Mouvement arabe de l’Azawad
Le Mouvement arabe de l’Azawad (en arabe : الأزوادية العربية الحركة) (MAA) est un mouvement politique et militaire arabe actif dans le nord du Mali et formé le 1er avril 2012 pendant la Rébellion de 2012. Il prend initialement le nom de Front de libération nationale de l’Azawad (FLNA) avant d’être rebaptisé vers la fin 2012. Il réclame « une large autonomie pour le nord du Mali[4]. » À partir de 2013 et surtout de 2014, le mouvement est fragilisé par une séparation entre deux tendances, l’une alliée aux rebelles du MNLA et du HCUA, et une autre, appelée le MAA loyaliste, fidèle à l’État malien.

Création

Le Front de libération nationale de l’Azawad (FLNA) est créé le 1er avril 2012 à Tombouctou.

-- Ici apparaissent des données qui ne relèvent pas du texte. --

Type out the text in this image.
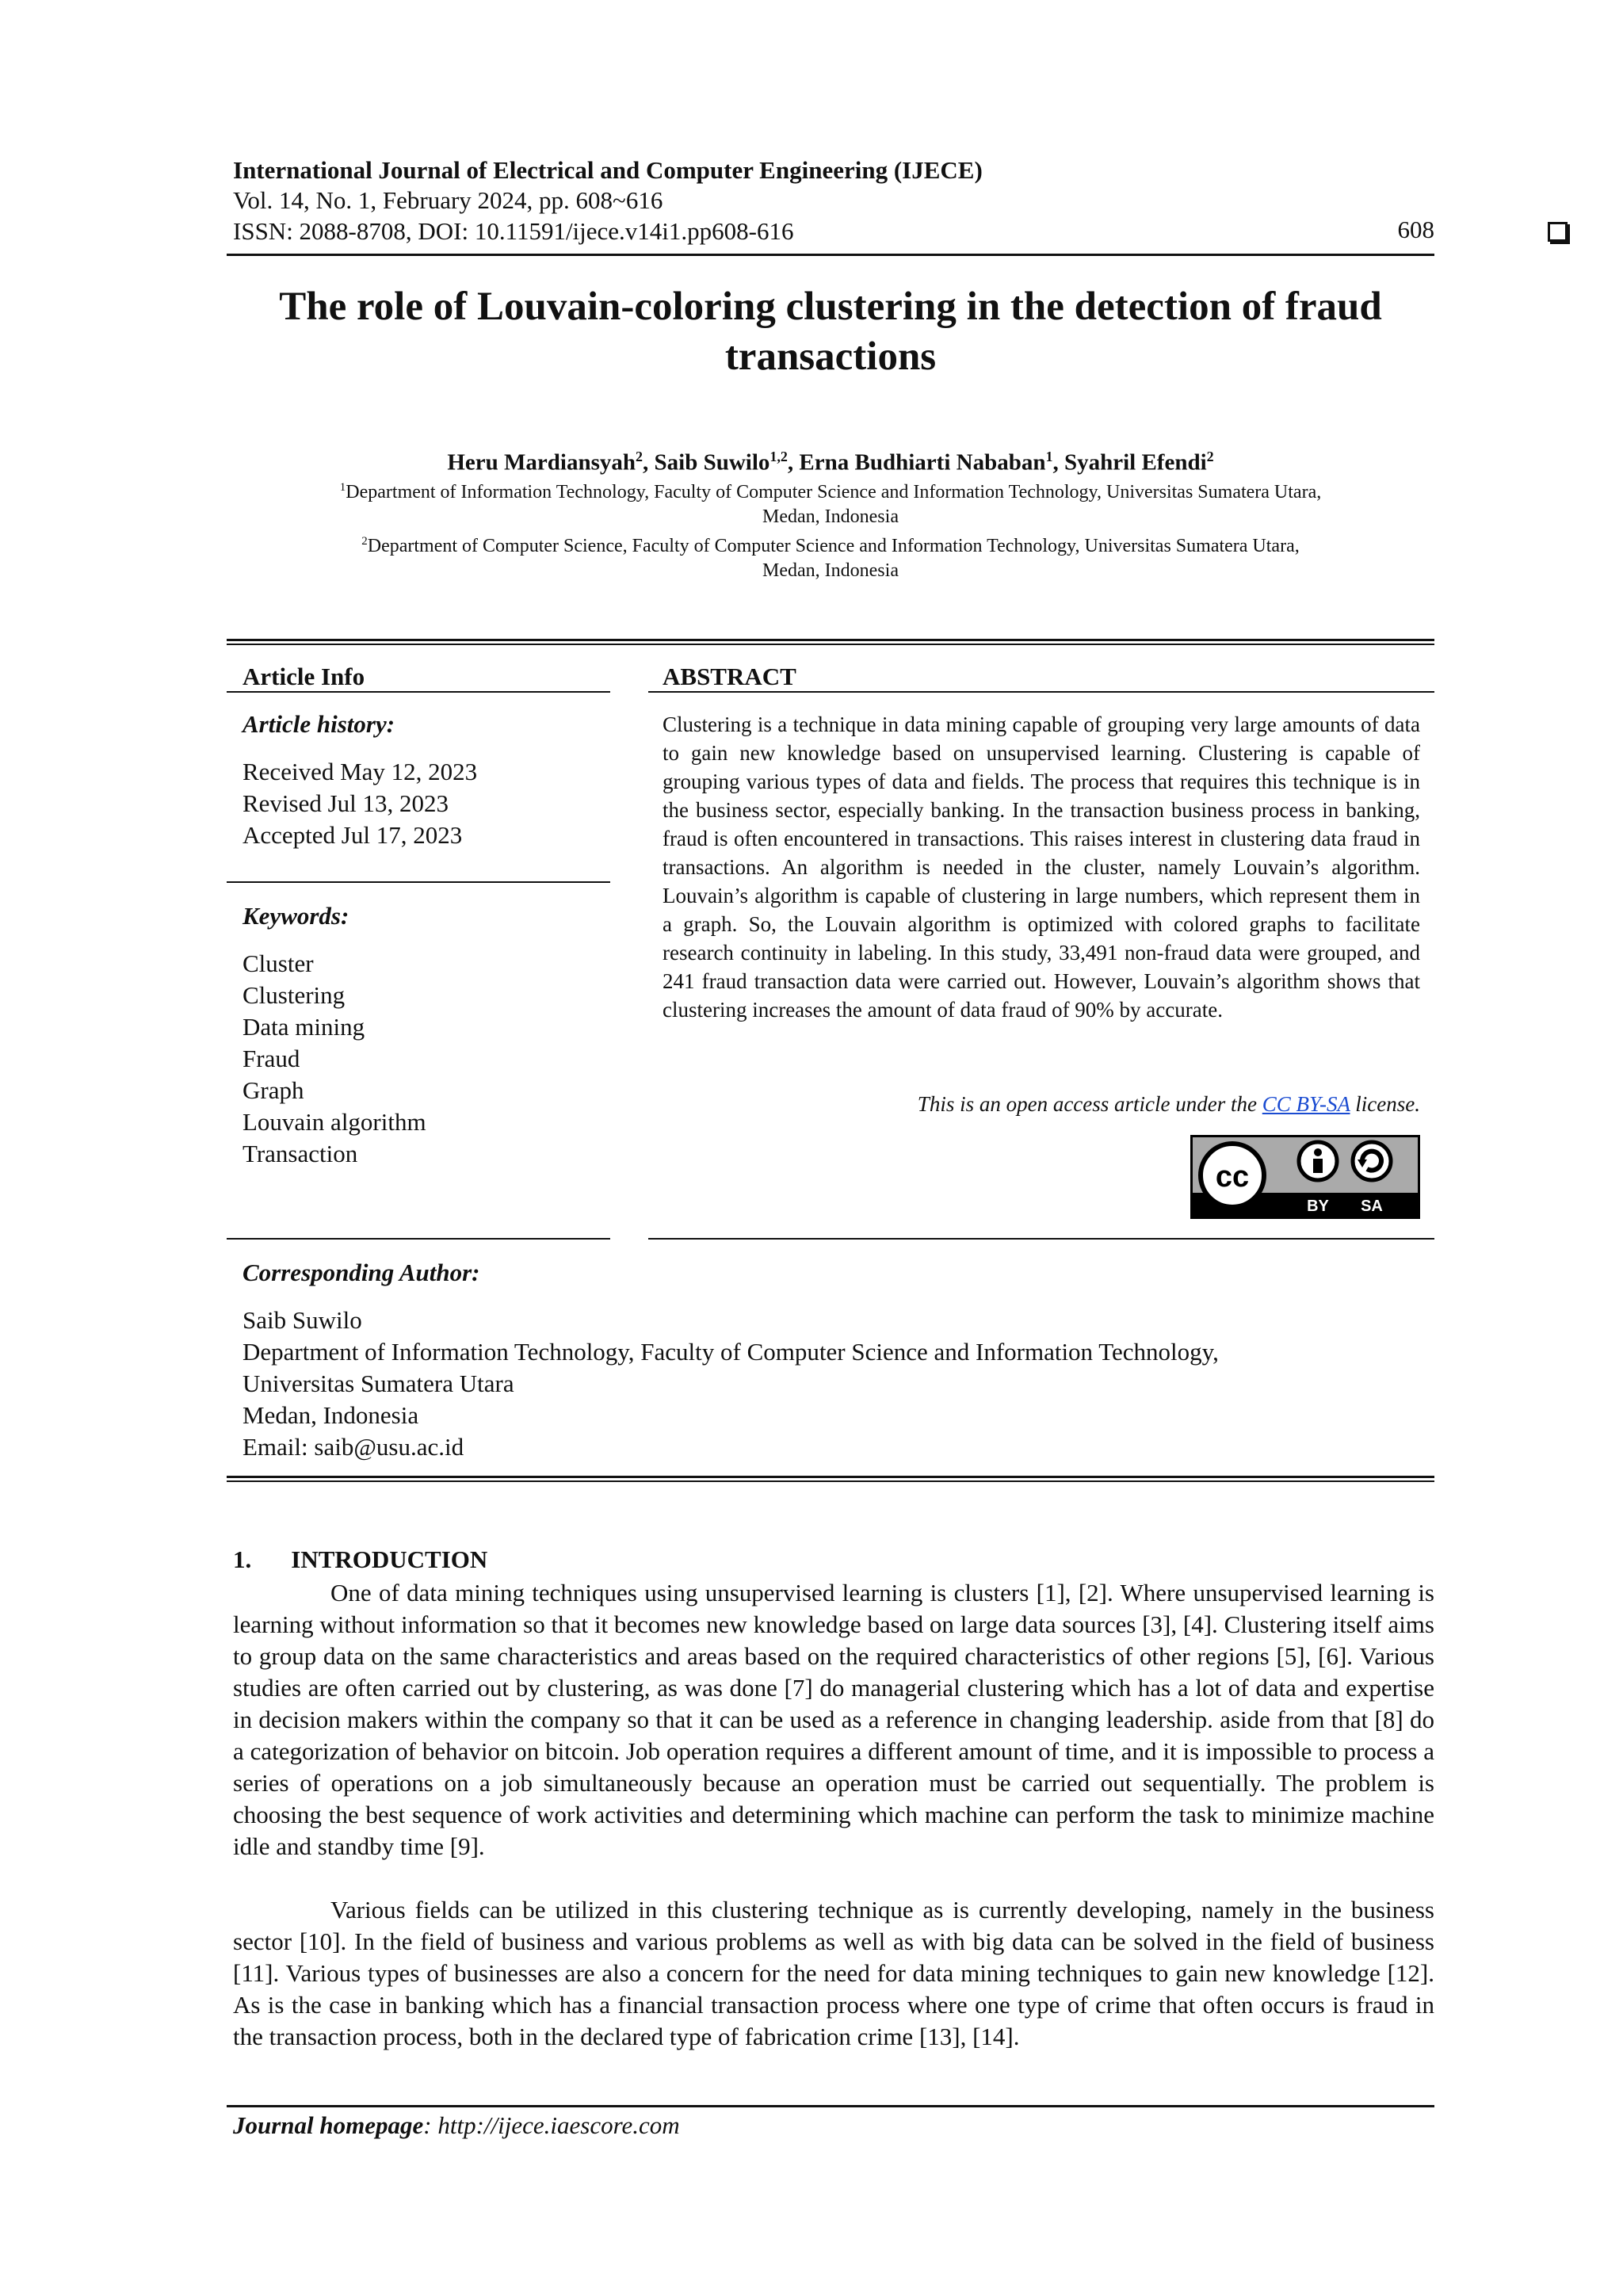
International Journal of Electrical and Computer Engineering (IJECE)
Vol. 14, No. 1, February 2024, pp. 608~616
ISSN: 2088-8708, DOI: 10.11591/ijece.v14i1.pp608-616	608
The role of Louvain-coloring clustering in the detection of fraud
transactions
Heru Mardiansyah$^2$, Saib Suwilo$^{1,2}$, Erna Budhiarti Nababan$^1$, Syahril Efendi$^2$
$^1$Department of Information Technology, Faculty of Computer Science and Information Technology, Universitas Sumatera Utara,
Medan, Indonesia
$^2$Department of Computer Science, Faculty of Computer Science and Information Technology, Universitas Sumatera Utara,
Medan, Indonesia
Article Info
Article history:
Received May 12, 2023
Revised Jul 13, 2023
Accepted Jul 17, 2023
Keywords:
Cluster
Clustering
Data mining
Fraud
Graph
Louvain algorithm
Transaction
ABSTRACT
Clustering is a technique in data mining capable of grouping very large amounts of data to gain new knowledge based on unsupervised learning. Clustering is capable of grouping various types of data and fields. The process that requires this technique is in the business sector, especially banking. In the transaction business process in banking, fraud is often encountered in transactions. This raises interest in clustering data fraud in transactions. An algorithm is needed in the cluster, namely Louvain’s algorithm. Louvain’s algorithm is capable of clustering in large numbers, which represent them in a graph. So, the Louvain algorithm is optimized with colored graphs to facilitate research continuity in labeling. In this study, 33,491 non-fraud data were grouped, and 241 fraud transaction data were carried out. However, Louvain’s algorithm shows that clustering increases the amount of data fraud of 90% by accurate.
This is an open access article under the CC BY-SA license.
cc
BY SA
Corresponding Author:
Saib Suwilo
Department of Information Technology, Faculty of Computer Science and Information Technology,
Universitas Sumatera Utara
Medan, Indonesia
Email: saib@usu.ac.id
1. INTRODUCTION
One of data mining techniques using unsupervised learning is clusters [1], [2]. Where unsupervised learning is learning without information so that it becomes new knowledge based on large data sources [3], [4]. Clustering itself aims to group data on the same characteristics and areas based on the required characteristics of other regions [5], [6]. Various studies are often carried out by clustering, as was done [7] do managerial clustering which has a lot of data and expertise in decision makers within the company so that it can be used as a reference in changing leadership. aside from that [8] do a categorization of behavior on bitcoin. Job operation requires a different amount of time, and it is impossible to process a series of operations on a job simultaneously because an operation must be carried out sequentially. The problem is choosing the best sequence of work activities and determining which machine can perform the task to minimize machine idle and standby time [9].
Various fields can be utilized in this clustering technique as is currently developing, namely in the business sector [10]. In the field of business and various problems as well as with big data can be solved in the field of business [11]. Various types of businesses are also a concern for the need for data mining techniques to gain new knowledge [12]. As is the case in banking which has a financial transaction process where one type of crime that often occurs is fraud in the transaction process, both in the declared type of fabrication crime [13], [14].
Journal homepage: http://ijece.iaescore.com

Selon Mohamed Lamine Sidad, secrétaire général du FLNA, le mouvement est opposé à l’indépendance de Azawad et à l’instauration de la charia, il réclame « le retour à la paix et l’activité économique ». Le FLNA parvient à rassembler environ 500 combattants et 800 véhicules selon ses déclarations et forme un état-major commandé par Housseine Khoulam, un lieutenant-colonel ayant déserté l’armée malienne. Le 26 avril, le FNLA prend le contrôle d’une partie de la ville de Tombouctou, mais sommé par Abou Zeid, d’AQMI de quitter les lieux, il se replie sans livrer de combat le 29 avril.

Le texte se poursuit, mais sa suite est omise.